On Wednesday, the Assembly voted 43-34 to pass a bill (ABX2-15) that would legalize physician-assisted death in California, the San Jose Mercury News reports (Calefati/Seipel, San Jose Mercury News, 9/9).
Assembly member Susan Eggman (D-Stockton) introduced the legislation after a similar measure (SB 128) stalled in July amid a lack of support in the Assembly Committee on Health.
Like the stalled bill, ABX2-15 would allow some dying patients to end their lives through lethal doses of medication, as long as:
- Medication is self-administered;
- The patient is mentally competent; and
- Two physicians confirm the prognosis that the patient has six months or less to live.
Several amendments have been added to the bill in the special session, including one that would require patients to reaffirm their consent within 48 hours prior to taking the lethal dose of medication.
The bill’s authors also added an amendment that would sunset the law after a decade, making it effective only until Jan. 1, 2026, if passed (California Healthline, 9/8). However, the state Legislature could vote to extend it (Bernstein, Reuters, 9/9).
Details of Vote
During the hearing, some lawmakers said the bill could negatively affect low-income and minority residents who lack access to care.
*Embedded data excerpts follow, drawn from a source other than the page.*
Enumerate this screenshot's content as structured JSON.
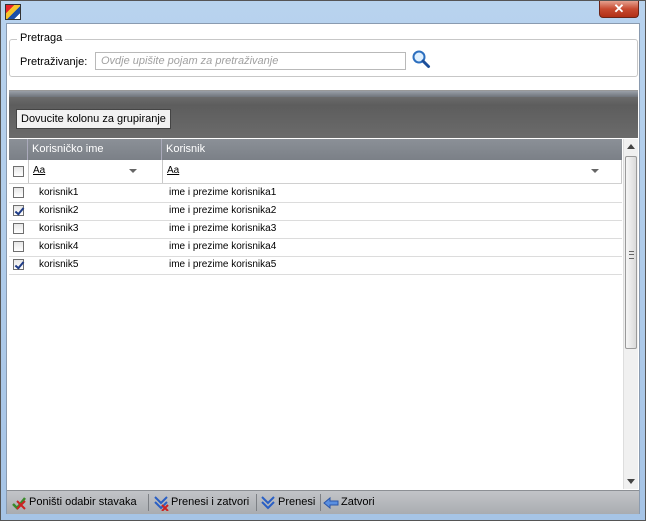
{
  "window": {
    "close_label": "✕"
  },
  "search": {
    "group_title": "Pretraga",
    "label": "Pretraživanje:",
    "value": "",
    "placeholder": "Ovdje upišite pojam za pretraživanje"
  },
  "grouping": {
    "button_label": "Dovucite kolonu za grupiranje"
  },
  "grid": {
    "columns": [
      "Korisničko ime",
      "Korisnik"
    ],
    "filters": [
      "Aa",
      "Aa"
    ],
    "rows": [
      {
        "username": "korisnik1",
        "name": "ime i prezime korisnika1",
        "checked": false
      },
      {
        "username": "korisnik2",
        "name": "ime i prezime korisnika2",
        "checked": true
      },
      {
        "username": "korisnik3",
        "name": "ime i prezime korisnika3",
        "checked": false
      },
      {
        "username": "korisnik4",
        "name": "ime i prezime korisnika4",
        "checked": false
      },
      {
        "username": "korisnik5",
        "name": "ime i prezime korisnika5",
        "checked": true
      }
    ]
  },
  "toolbar": {
    "deselect_label": "Poništi odabir stavaka",
    "transfer_close_label": "Prenesi i zatvori",
    "transfer_label": "Prenesi",
    "close_label": "Zatvori"
  },
  "icons": {
    "app": "app-logo-icon",
    "search": "magnifier-icon",
    "deselect": "uncheck-icon",
    "transfer_close": "transfer-close-icon",
    "transfer": "transfer-icon",
    "close": "arrow-left-icon"
  }
}
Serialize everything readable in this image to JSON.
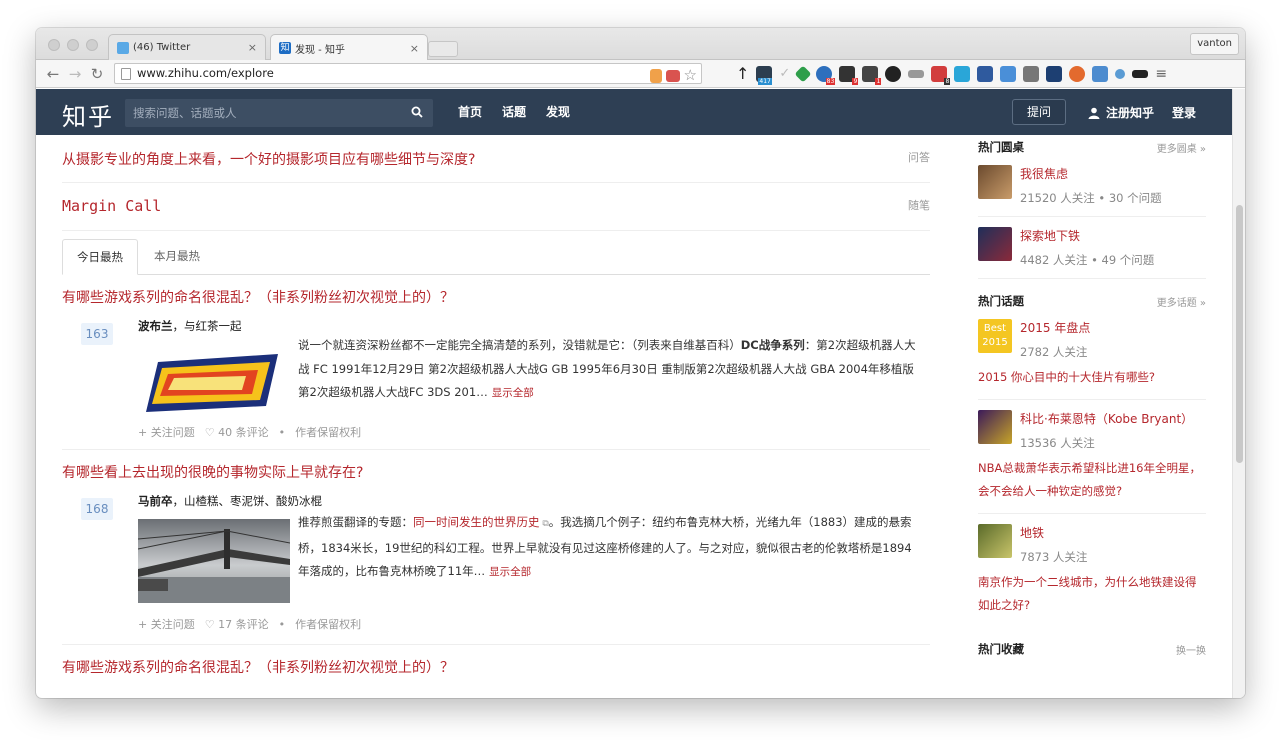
{
  "browser": {
    "tabs": [
      {
        "title": "(46) Twitter",
        "icon": "twitter-icon",
        "close": "×"
      },
      {
        "title": "发现 - 知乎",
        "icon": "zhihu-icon",
        "close": "×"
      }
    ],
    "user": "vanton",
    "url": "www.zhihu.com/explore",
    "extension_badges": [
      "417",
      "83",
      "9",
      "8",
      "1"
    ]
  },
  "header": {
    "logo": "知乎",
    "search_placeholder": "搜索问题、话题或人",
    "nav": [
      "首页",
      "话题",
      "发现"
    ],
    "ask": "提问",
    "register": "注册知乎",
    "login": "登录"
  },
  "highlights": [
    {
      "title": "从摄影专业的角度上来看，一个好的摄影项目应有哪些细节与深度?",
      "tag": "问答"
    },
    {
      "title": "Margin Call",
      "tag": "随笔"
    }
  ],
  "feed_tabs": [
    "今日最热",
    "本月最热"
  ],
  "feed": [
    {
      "question": "有哪些游戏系列的命名很混乱？（非系列粉丝初次视觉上的）？",
      "votes": "163",
      "author": "波布兰",
      "author_bio": "，与红茶一起",
      "excerpt_a": "说一个就连资深粉丝都不一定能完全搞清楚的系列，没错就是它：（列表来自维基百科）",
      "excerpt_b": "DC战争系列",
      "excerpt_c": "：第2次超级机器人大战 FC 1991年12月29日 第2次超级机器人大战G GB 1995年6月30日 重制版第2次超级机器人大战 GBA 2004年移植版第2次超级机器人大战FC 3DS 201…",
      "show_all": "显示全部",
      "follow": "+ 关注问题",
      "comments": "40 条评论",
      "rights": "作者保留权利"
    },
    {
      "question": "有哪些看上去出现的很晚的事物实际上早就存在?",
      "votes": "168",
      "author": "马前卒",
      "author_bio": "，山楂糕、枣泥饼、酸奶冰棍",
      "excerpt_a": "推荐煎蛋翻译的专题：",
      "excerpt_link": "同一时间发生的世界历史",
      "excerpt_c": "。我选摘几个例子：纽约布鲁克林大桥，光绪九年（1883）建成的悬索桥，1834米长，19世纪的科幻工程。世界上早就没有见过这座桥修建的人了。与之对应，貌似很古老的伦敦塔桥是1894年落成的，比布鲁克林桥晚了11年…",
      "show_all": "显示全部",
      "follow": "+ 关注问题",
      "comments": "17 条评论",
      "rights": "作者保留权利"
    },
    {
      "question": "有哪些游戏系列的命名很混乱？（非系列粉丝初次视觉上的）？"
    }
  ],
  "sidebar": {
    "roundtable": {
      "title": "热门圆桌",
      "more": "更多圆桌 »",
      "items": [
        {
          "name": "我很焦虑",
          "meta": "21520 人关注 • 30 个问题"
        },
        {
          "name": "探索地下铁",
          "meta": "4482 人关注 • 49 个问题"
        }
      ]
    },
    "topics": {
      "title": "热门话题",
      "more": "更多话题 »",
      "items": [
        {
          "name": "2015 年盘点",
          "meta": "2782 人关注",
          "question": "2015 你心目中的十大佳片有哪些?"
        },
        {
          "name": "科比·布莱恩特（Kobe Bryant）",
          "meta": "13536 人关注",
          "question": "NBA总裁萧华表示希望科比进16年全明星，会不会给人一种钦定的感觉?"
        },
        {
          "name": "地铁",
          "meta": "7873 人关注",
          "question": "南京作为一个二线城市，为什么地铁建设得如此之好?"
        }
      ]
    },
    "collections": {
      "title": "热门收藏",
      "more": "换一换"
    }
  }
}
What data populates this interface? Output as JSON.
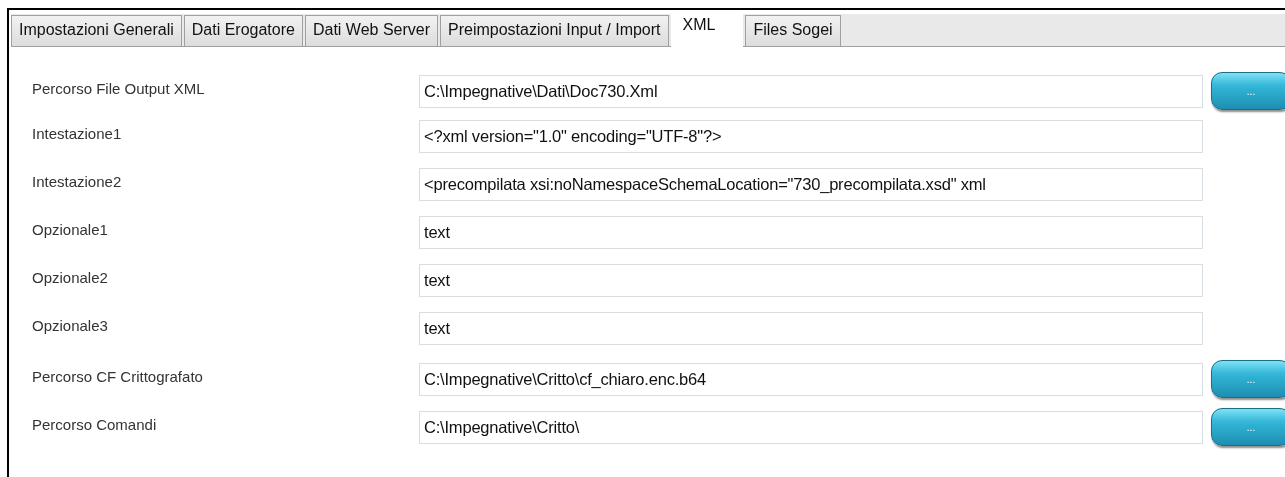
{
  "tabs": [
    {
      "label": "Impostazioni Generali",
      "selected": false
    },
    {
      "label": "Dati Erogatore",
      "selected": false
    },
    {
      "label": "Dati Web Server",
      "selected": false
    },
    {
      "label": "Preimpostazioni Input / Import",
      "selected": false
    },
    {
      "label": "XML",
      "selected": true
    },
    {
      "label": "Files Sogei",
      "selected": false
    }
  ],
  "fields": [
    {
      "label": "Percorso File Output XML",
      "value": "C:\\Impegnative\\Dati\\Doc730.Xml",
      "browse": "..."
    },
    {
      "label": "Intestazione1",
      "value": "<?xml version=\"1.0\" encoding=\"UTF-8\"?>"
    },
    {
      "label": "Intestazione2",
      "value": "<precompilata xsi:noNamespaceSchemaLocation=\"730_precompilata.xsd\" xml"
    },
    {
      "label": "Opzionale1",
      "value": "text"
    },
    {
      "label": "Opzionale2",
      "value": "text"
    },
    {
      "label": "Opzionale3",
      "value": "text"
    },
    {
      "label": "Percorso CF Crittografato",
      "value": "C:\\Impegnative\\Critto\\cf_chiaro.enc.b64",
      "browse": "..."
    },
    {
      "label": "Percorso Comandi",
      "value": "C:\\Impegnative\\Critto\\",
      "browse": "..."
    }
  ]
}
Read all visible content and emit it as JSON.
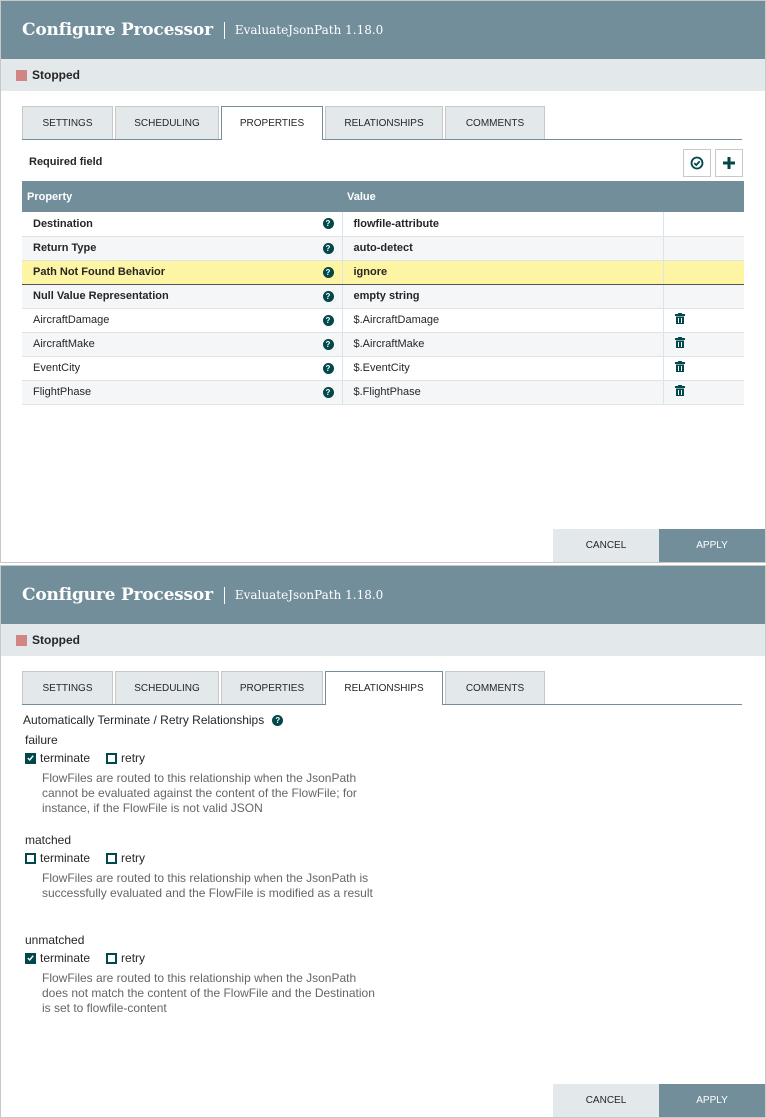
{
  "dialog1": {
    "title": "Configure Processor",
    "subtitle": "EvaluateJsonPath 1.18.0",
    "status": "Stopped",
    "tabs": [
      "SETTINGS",
      "SCHEDULING",
      "PROPERTIES",
      "RELATIONSHIPS",
      "COMMENTS"
    ],
    "active_tab": "PROPERTIES",
    "required_label": "Required field",
    "columns": [
      "Property",
      "Value"
    ],
    "rows": [
      {
        "name": "Destination",
        "value": "flowfile-attribute",
        "required": true,
        "deletable": false
      },
      {
        "name": "Return Type",
        "value": "auto-detect",
        "required": true,
        "deletable": false
      },
      {
        "name": "Path Not Found Behavior",
        "value": "ignore",
        "required": true,
        "deletable": false
      },
      {
        "name": "Null Value Representation",
        "value": "empty string",
        "required": true,
        "deletable": false
      },
      {
        "name": "AircraftDamage",
        "value": "$.AircraftDamage",
        "required": false,
        "deletable": true
      },
      {
        "name": "AircraftMake",
        "value": "$.AircraftMake",
        "required": false,
        "deletable": true
      },
      {
        "name": "EventCity",
        "value": "$.EventCity",
        "required": false,
        "deletable": true
      },
      {
        "name": "FlightPhase",
        "value": "$.FlightPhase",
        "required": false,
        "deletable": true
      }
    ],
    "cancel": "CANCEL",
    "apply": "APPLY"
  },
  "dialog2": {
    "title": "Configure Processor",
    "subtitle": "EvaluateJsonPath 1.18.0",
    "status": "Stopped",
    "tabs": [
      "SETTINGS",
      "SCHEDULING",
      "PROPERTIES",
      "RELATIONSHIPS",
      "COMMENTS"
    ],
    "active_tab": "RELATIONSHIPS",
    "auto_label": "Automatically Terminate / Retry Relationships",
    "terminate_label": "terminate",
    "retry_label": "retry",
    "relationships": [
      {
        "name": "failure",
        "terminate": true,
        "retry": false,
        "desc": "FlowFiles are routed to this relationship when the JsonPath cannot be evaluated against the content of the FlowFile; for instance, if the FlowFile is not valid JSON"
      },
      {
        "name": "matched",
        "terminate": false,
        "retry": false,
        "desc": "FlowFiles are routed to this relationship when the JsonPath is successfully evaluated and the FlowFile is modified as a result"
      },
      {
        "name": "unmatched",
        "terminate": true,
        "retry": false,
        "desc": "FlowFiles are routed to this relationship when the JsonPath does not match the content of the FlowFile and the Destination is set to flowfile-content"
      }
    ],
    "cancel": "CANCEL",
    "apply": "APPLY"
  }
}
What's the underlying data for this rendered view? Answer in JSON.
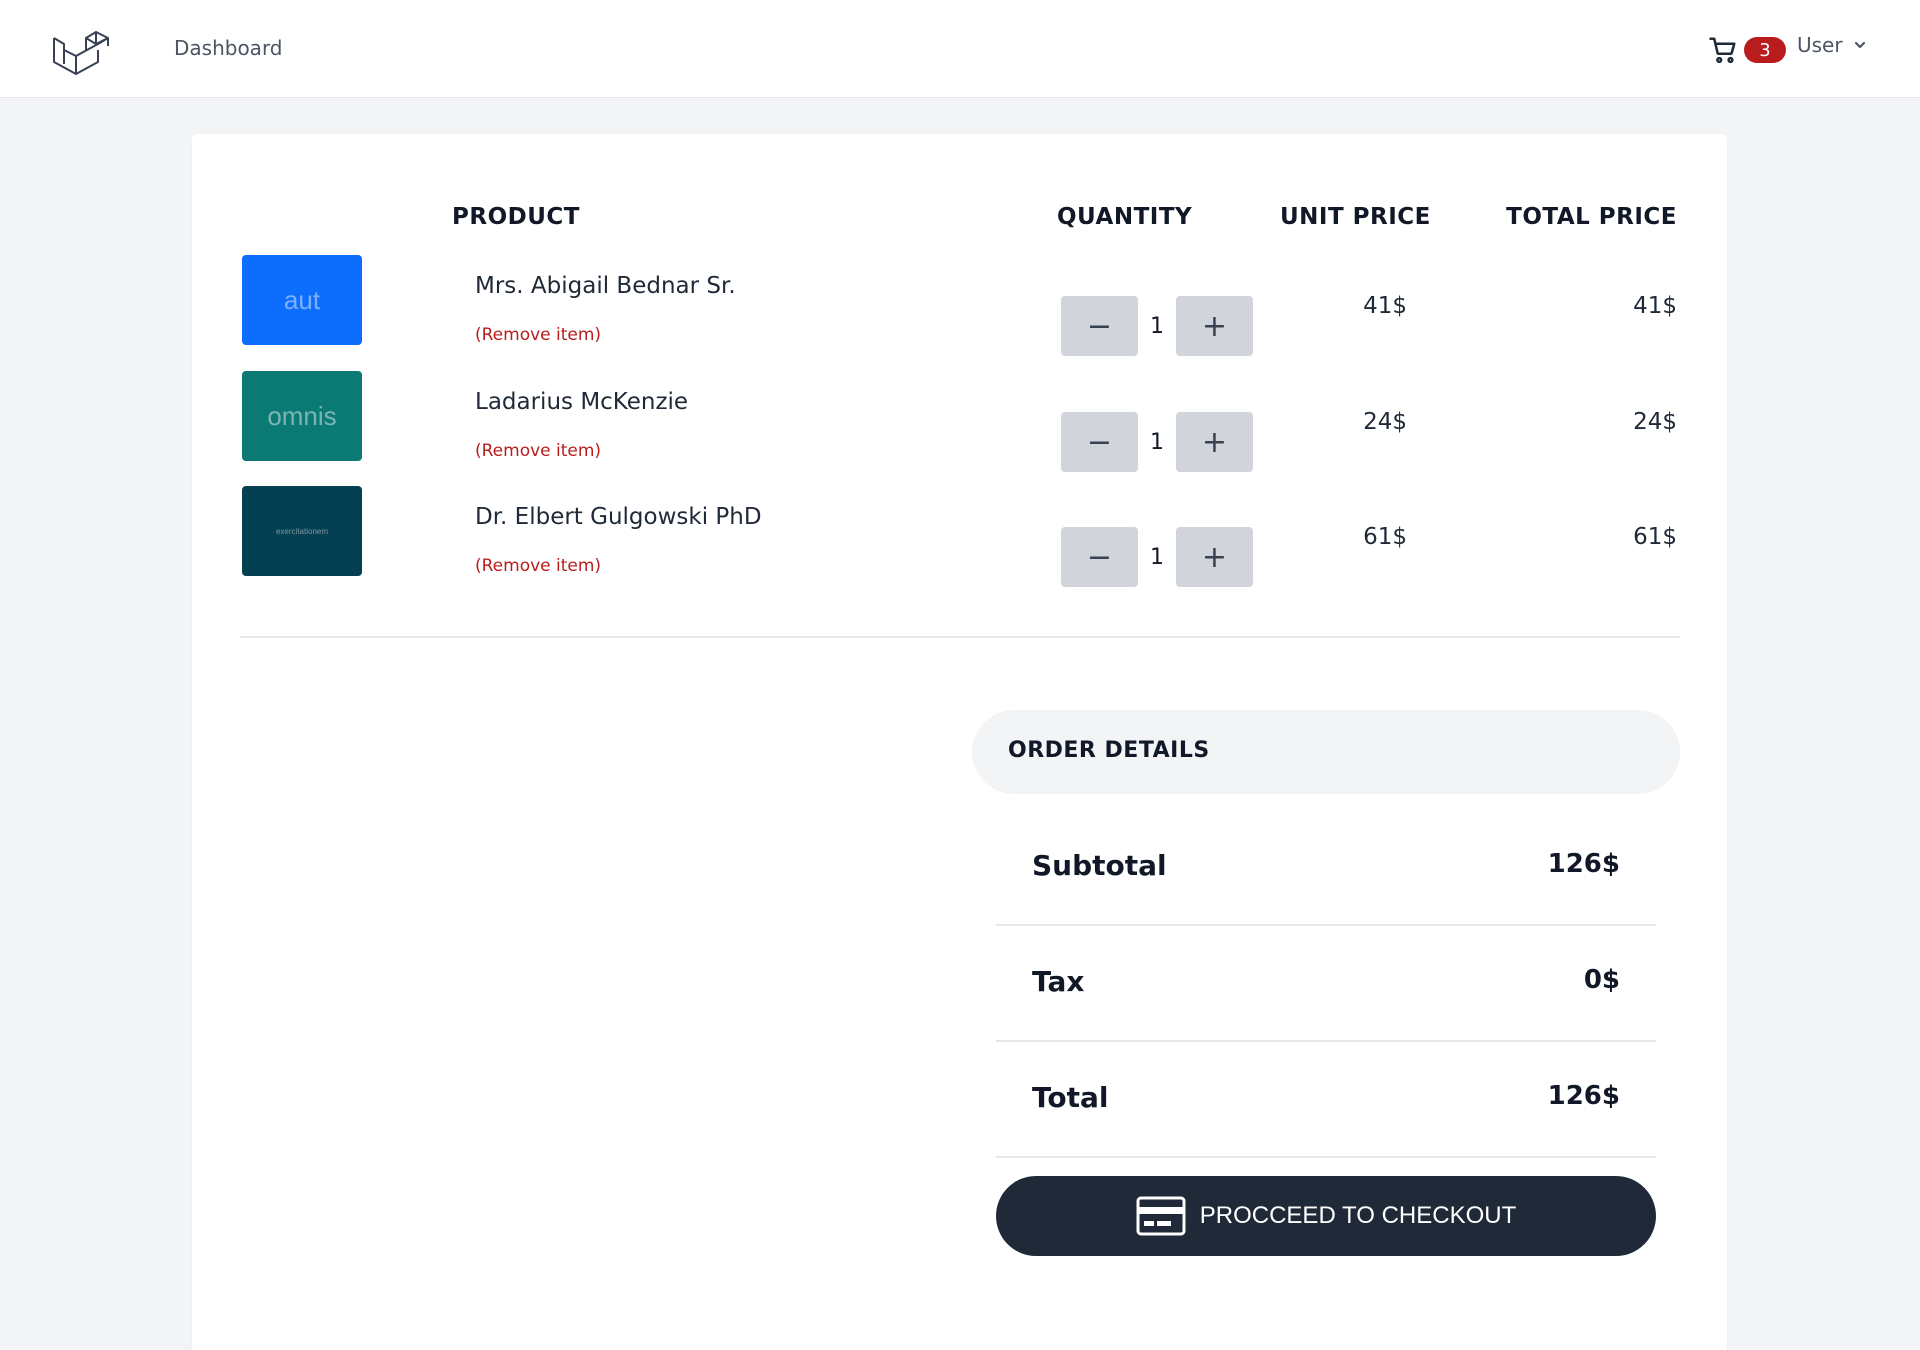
{
  "nav": {
    "logo_icon": "laravel-logo-icon",
    "links": [
      "Dashboard"
    ],
    "cart_icon": "shopping-cart-icon",
    "cart_count": "3",
    "user_label": "User",
    "user_chevron_icon": "chevron-down-icon"
  },
  "table": {
    "headers": {
      "product": "PRODUCT",
      "quantity": "QUANTITY",
      "unit_price": "UNIT PRICE",
      "total_price": "TOTAL PRICE"
    },
    "remove_label": "(Remove item)",
    "decrement_label": "−",
    "increment_label": "+",
    "items": [
      {
        "thumb_text": "aut",
        "thumb_color": "#0d6efd",
        "name": "Mrs. Abigail Bednar Sr.",
        "quantity": "1",
        "unit_price": "41$",
        "total_price": "41$"
      },
      {
        "thumb_text": "omnis",
        "thumb_color": "#0b7a75",
        "name": "Ladarius McKenzie",
        "quantity": "1",
        "unit_price": "24$",
        "total_price": "24$"
      },
      {
        "thumb_text": "exercitationem",
        "thumb_color": "#043f52",
        "name": "Dr. Elbert Gulgowski PhD",
        "quantity": "1",
        "unit_price": "61$",
        "total_price": "61$"
      }
    ]
  },
  "order": {
    "title": "ORDER DETAILS",
    "subtotal_label": "Subtotal",
    "subtotal_value": "126$",
    "tax_label": "Tax",
    "tax_value": "0$",
    "total_label": "Total",
    "total_value": "126$",
    "checkout_label": "PROCCEED TO CHECKOUT",
    "checkout_icon": "credit-card-icon"
  },
  "colors": {
    "accent_dark": "#1f2937",
    "danger": "#b91c1c",
    "page_bg": "#f3f4f6"
  }
}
They said the measure could encourage such individuals to end their lives rather than seek treatment.
However, Eggman said, “What [the bill] will do is provide a measure of freedom to people who are dying.”
Assembly member Anthony Rendon (D-Lakewood) said terminally ill “Californians do not have another legislative session to wait for us” (White, “Capitol Alert,” Sacramento Bee, 9/9).
Several Republican lawmakers twice tried to block the vote on procedural grounds, claiming that the special session was not an appropriate venue to debate the right-to-die measure (Williams, AP/San Francisco, 9/9). However, they failed both attempts (Dembosky, “State of Health,” KQED, 9/9).
The bill now returns to the full state Senate, which is expected to endorse the measure after it approved an earlier version of the bill (“State of Health,” KQED, 9/9).
According to Reuters, the state Legislature has until midnight on Friday to pass regular-session bills. However, lawmakers can stay longer to address special-session measures.
If approved by the state Senate, the bill then would head to Gov. Jerry Brown (D), who has not indicated whether he would sign or veto the measure (Reuters, 9/9).